Rotation matrix calculated from three single rotation around XYZ axes

Rotation of the object around the local axes is the same as
Reverse rotation of the global world around the local object

The reverse rotation matrix can be calculated from three single rotations of \(-\theta_1, -\theta_2, -\theta_3\).

=> Intuition for “rotation around the Local Axis”

euler.py continued


“import numpy as np” is written previously




def axis_rotation(theta, axis_name):
#calculate single rotation of \(\theta\) matrix around x,y or z
    """
    input
        theta = rotation angle(degrees)
        axis_name = 'x', 'y' or 'z'
    output
        3x3 rotation matrix
    """
    
    c = np.cos(theta * np.pi / 180)
    s = np.sin(theta * np.pi / 180)
    if axis_name =='x':
        rotation_matrix = np.array([[1, 0, 0],
                                    [0, c, -s],
                                    [0, s, c]])
    if axis_name =='y':
        rotation_matrix = np.array([[c, 0, s],
                                    [0, 1, 0],
                                    [-s, 0, c]])                                
    elif axis_name =='z':
        rotation_matrix = np.array([[c, -s, 0],
                                    [s, c, 0],
                                    [0, 0, 1]])        
    return rotation_matrix


def confirm_matrix(theta1, theta2, theta3, order='xyz'):
#Calculate Rotation matrix of Euler angles from three single rotation
    """
    input
        theta1, theta2, theta3 = rotation angles in rotation order
        order = rotation order e.g. XZY rotation -- 'xzy'
    output
        3x3 rotation matrix
    """
    axis_name1 = order[0]
    axis_name2 = order[1]
    axis_name3 = order[2]
    
    rotation1 = axis_rotation(-theta1, axis_name1)
    rotation2 = axis_rotation(-theta2, axis_name2)
    rotation3 = axis_rotation(-theta3, axis_name3)
    
    # rotation matrix of global world rotation around the local object
    matrix_local = np.dot(rotation3, np.dot(rotation2, rotation1))

    # inverse matrix for rotation of the local object
    matrix_global = matrix_local.T
    
    return matrix_global

In Python interpreter,

print(euler.rotation_matrix(30, 60, 90, ‘xzy’))
# [[ 3.06161700e-17 -8.66025404e-01 5.00000000e-01]
# [ 5.00000000e-01 4.33012702e-01 7.50000000e-01]
# [-8.66025404e-01 2.50000000e-01 4.33012702e-01]]

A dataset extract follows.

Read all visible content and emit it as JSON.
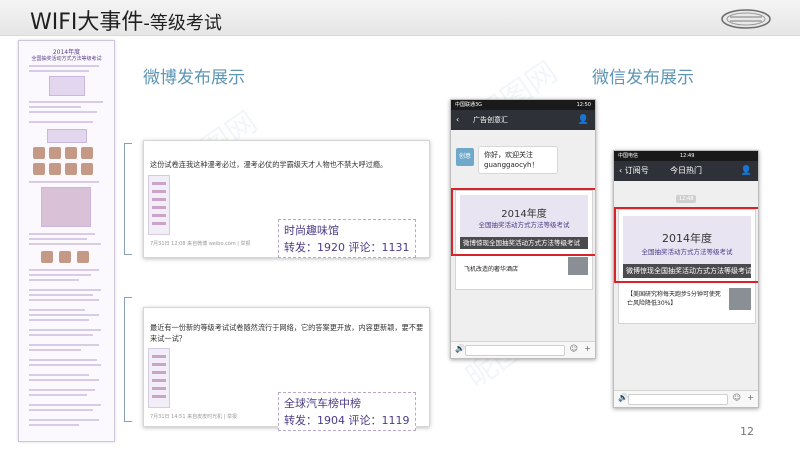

print(euler.confirm_matrix(30, 60, 90, ‘xzy’))
# [[ 3.06161700e-17 -8.66025404e-01 5.00000000e-01]
# [ 5.00000000e-01 4.33012702e-01 7.50000000e-01]
# [-8.66025404e-01 2.50000000e-01 4.33012702e-01]]

The output is the same as in the previous script

Rotation matrix can be understood from
animation and numerical formula.
Let’s manipulate the STL model and write numerical formula at the same time for full understanding.